Bridges to the Past

Bridges to the past

I cherish stories that provide a bridge to the past which is probably why novelist James A. Michener, who penned many historical epics, is my favourite scribe. But photographs can do this as well as books.

One such photo, taken June 5, 1948, is of two men. One of them is a student, a young baseball player named George H. W. Bush who was the captain and first baseman of the Yale University baseball team. The other man though not old was only a few weeks away from his death, and he was a baseball player too. His name was Babe Ruth.

The occasion was Ruth presenting to Bush the original manuscript for the film The Babe Ruth Story as a donation to the Yale Library.

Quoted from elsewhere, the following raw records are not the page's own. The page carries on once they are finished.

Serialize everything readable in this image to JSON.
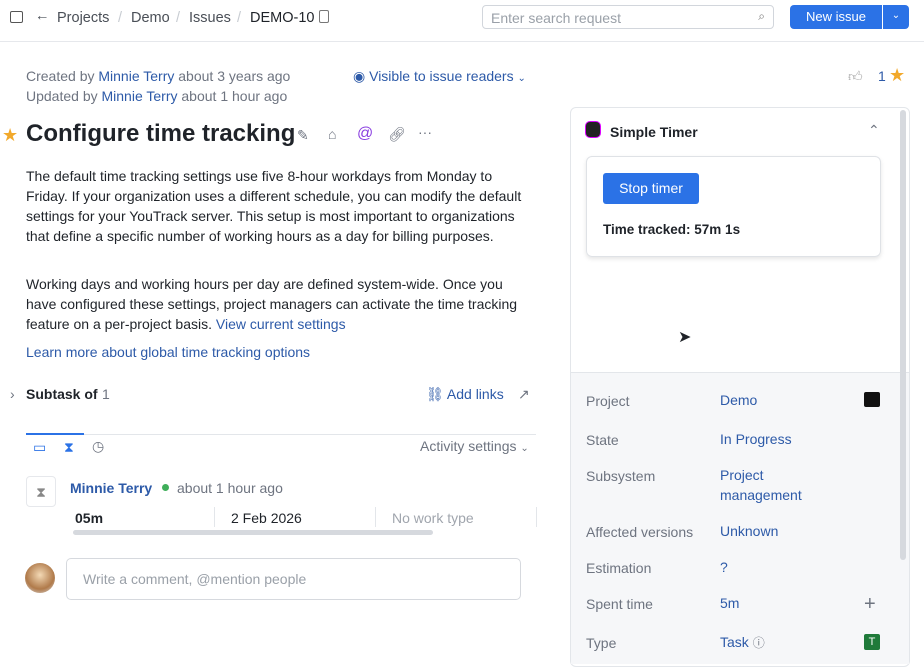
{
  "header": {
    "breadcrumbs": [
      "Projects",
      "Demo",
      "Issues",
      "DEMO-10"
    ],
    "search_placeholder": "Enter search request",
    "new_issue": "New issue"
  },
  "meta": {
    "created_prefix": "Created by",
    "created_user": "Minnie Terry",
    "created_time": "about 3 years ago",
    "updated_prefix": "Updated by",
    "updated_user": "Minnie Terry",
    "updated_time": "about 1 hour ago",
    "visibility": "Visible to issue readers",
    "star_count": "1"
  },
  "issue": {
    "title": "Configure time tracking",
    "para1": "The default time tracking settings use five 8-hour workdays from Monday to Friday. If your organization uses a different schedule, you can modify the default settings for your YouTrack server. This setup is most important to organizations that define a specific number of working hours as a day for billing purposes.",
    "para2": "Working days and working hours per day are defined system-wide. Once you have configured these settings, project managers can activate the time tracking feature on a per-project basis.",
    "para2_link": "View current settings",
    "learn_more": "Learn more about global time tracking options"
  },
  "links": {
    "subtask_label": "Subtask of",
    "subtask_count": "1",
    "add_links": "Add links"
  },
  "activity": {
    "settings": "Activity settings",
    "user": "Minnie Terry",
    "time": "about 1 hour ago",
    "duration": "05m",
    "date": "2 Feb 2026",
    "work_type": "No work type",
    "comment_placeholder": "Write a comment, @mention people"
  },
  "timer": {
    "title": "Simple Timer",
    "stop": "Stop timer",
    "tracked": "Time tracked: 57m 1s"
  },
  "fields": [
    {
      "label": "Project",
      "value": "Demo"
    },
    {
      "label": "State",
      "value": "In Progress"
    },
    {
      "label": "Subsystem",
      "value": "Project management"
    },
    {
      "label": "Affected versions",
      "value": "Unknown"
    },
    {
      "label": "Estimation",
      "value": "?"
    },
    {
      "label": "Spent time",
      "value": "5m"
    },
    {
      "label": "Type",
      "value": "Task",
      "badge": "T"
    }
  ]
}
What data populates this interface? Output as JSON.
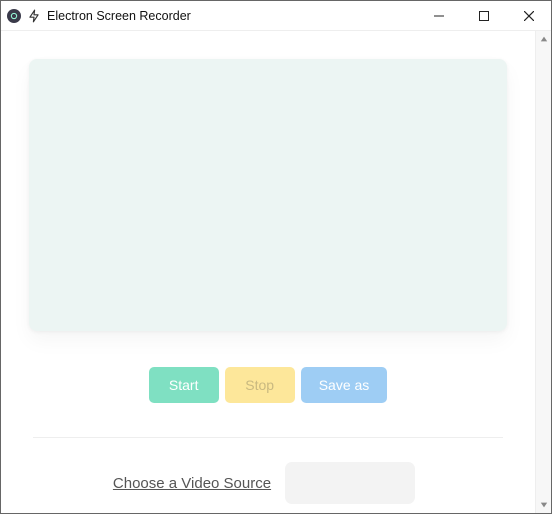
{
  "window": {
    "title": "Electron Screen Recorder"
  },
  "controls": {
    "start_label": "Start",
    "stop_label": "Stop",
    "save_label": "Save as"
  },
  "source": {
    "label": "Choose a Video Source"
  }
}
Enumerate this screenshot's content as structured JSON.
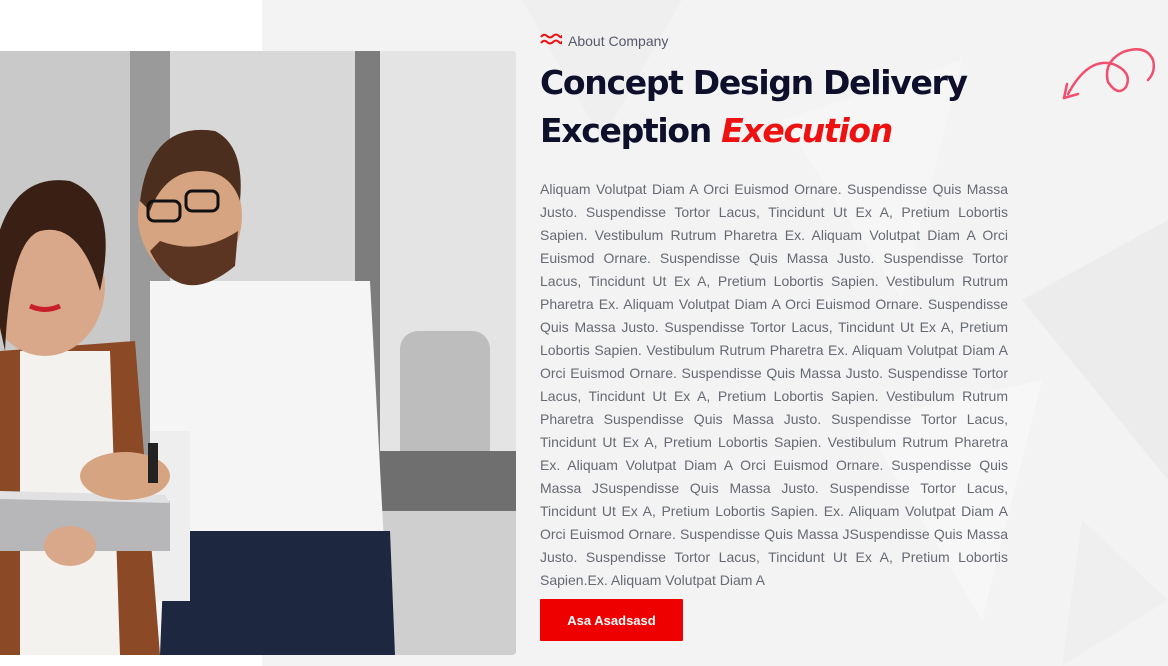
{
  "about": {
    "eyebrow": "About Company",
    "title_line1": "Concept Design Delivery",
    "title_line2": "Exception",
    "title_accent": "Execution",
    "body": "Aliquam Volutpat Diam A Orci Euismod Ornare. Suspendisse Quis Massa Justo. Suspendisse Tortor Lacus, Tincidunt Ut Ex A, Pretium Lobortis Sapien. Vestibulum Rutrum Pharetra Ex. Aliquam Volutpat Diam A Orci Euismod Ornare. Suspendisse Quis Massa Justo. Suspendisse Tortor Lacus, Tincidunt Ut Ex A, Pretium Lobortis Sapien. Vestibulum Rutrum Pharetra Ex. Aliquam Volutpat Diam A Orci Euismod Ornare. Suspendisse Quis Massa Justo. Suspendisse Tortor Lacus, Tincidunt Ut Ex A, Pretium Lobortis Sapien. Vestibulum Rutrum Pharetra Ex. Aliquam Volutpat Diam A Orci Euismod Ornare. Suspendisse Quis Massa Justo. Suspendisse Tortor Lacus, Tincidunt Ut Ex A, Pretium Lobortis Sapien. Vestibulum Rutrum Pharetra Suspendisse Quis Massa Justo. Suspendisse Tortor Lacus, Tincidunt Ut Ex A, Pretium Lobortis Sapien. Vestibulum Rutrum Pharetra Ex. Aliquam Volutpat Diam A Orci Euismod Ornare. Suspendisse Quis Massa JSuspendisse Quis Massa Justo. Suspendisse Tortor Lacus, Tincidunt Ut Ex A, Pretium Lobortis Sapien. Ex. Aliquam Volutpat Diam A Orci Euismod Ornare. Suspendisse Quis Massa JSuspendisse Quis Massa Justo. Suspendisse Tortor Lacus, Tincidunt Ut Ex A, Pretium Lobortis Sapien.Ex. Aliquam Volutpat Diam A",
    "cta_label": "Asa Asadsasd"
  },
  "icons": {
    "eyebrow": "wave-icon",
    "decoration": "curly-arrow-icon",
    "photo": "team-photo"
  },
  "colors": {
    "accent": "#ee1111",
    "heading": "#0d0f2b",
    "body": "#666a72",
    "panel_bg": "#f3f3f4",
    "decoration": "#f0506e"
  }
}
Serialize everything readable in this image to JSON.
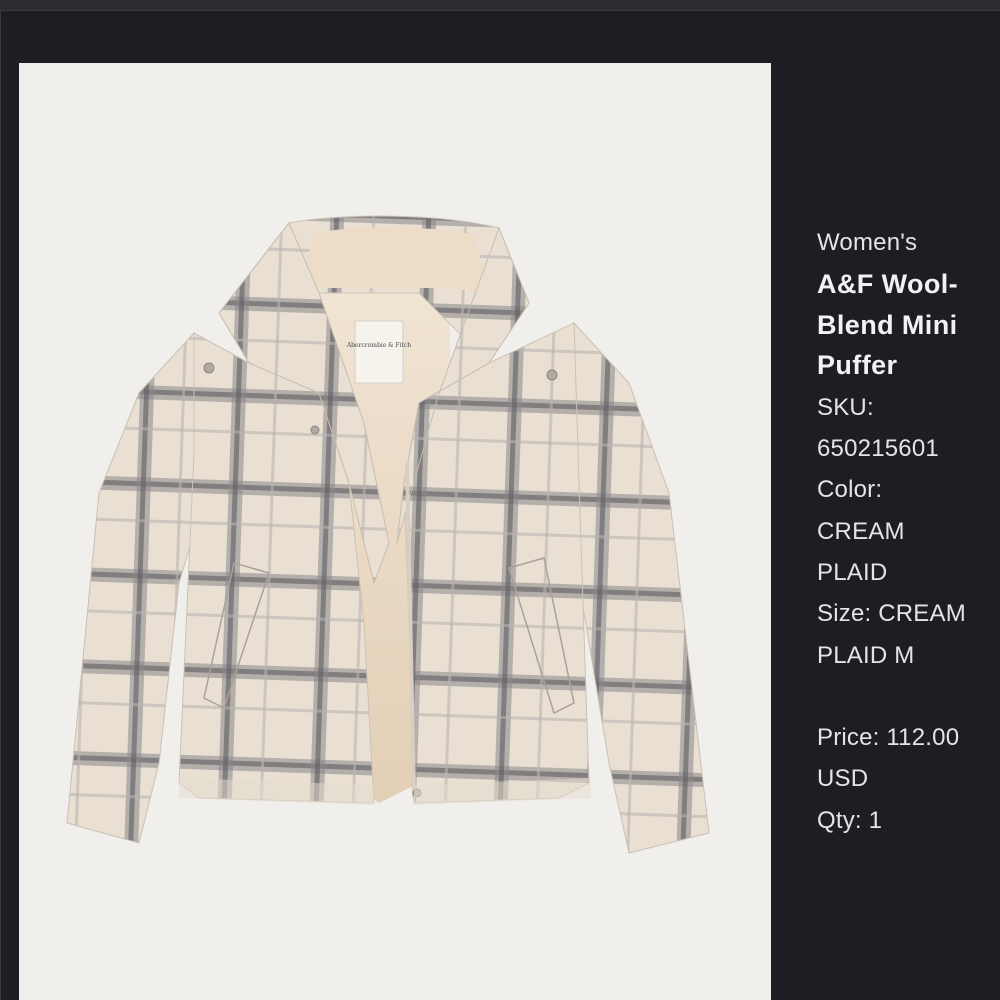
{
  "product": {
    "category": "Women's",
    "title_lines": [
      "A&F Wool-",
      "Blend Mini",
      "Puffer"
    ],
    "image_label": "Abercrombie & Fitch"
  },
  "details": {
    "sku_label": "SKU:",
    "sku_value": "650215601",
    "color_label": "Color:",
    "color_value_lines": [
      "CREAM",
      "PLAID"
    ],
    "size_line1": "Size: CREAM",
    "size_line2": "PLAID M",
    "price_line1": "Price: 112.00",
    "price_line2": "USD",
    "qty_line": "Qty: 1"
  },
  "colors": {
    "background": "#1d1e24",
    "photo_background": "#f1efec",
    "jacket_base": "#e9e0d3",
    "plaid_stripe": "#6f6d72",
    "lining": "#ecdcc8",
    "text": "#e4e4e8"
  }
}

The photo was taken at Yale Field in New Haven, Connecticut.

Bush would go on to forge a life of public service and become the 41st President of the United States, while Ruth would become, well, a legend.

I once saw an interview with the senior Bush when he was talking about that photo, and he said he knew he was standing in the presence of greatness.

The photo made it into my book BABE RUTH – A Superstar’s Legacy, and came up in my interview with Ryozo Kato, former Japanese ambassador to the United States and former Commissioner of Nippon Professional Baseball, which are the big leagues in Japan.

Kato was telling me about the enormous impact Ruth had on Japan, and not only with baseball, but culture. He also told me about the Bush family being very big on baseball – he knew them well – and that he himself is a Yale alumnus and that anyone who went to Yale knows about the photograph.

George H. W. Bush provided a connection – a bridge – to Babe Ruth and the past. At the time of the Yale photo he was anything but a young student with limited life experience.

Bush had already returned from active duty during the war where he had been a pilot. In fact, he was the youngest pilot in the United States Navy. He was shot down only to be rescued by a U. S. submarine; the other two members of his flight crew died. Bush would fly 58 combat missions in the war and be awarded the Distinguished Flying Cross. He later became a flight instructor.

When he was President he kept a special memento in his desk in the Oval Office – the first baseman’s mitt he had worn for Yale 40 years earlier. And I’m sure the photo with the Babe also occupied a special place in his heart.

Now both men from that photograph are gone.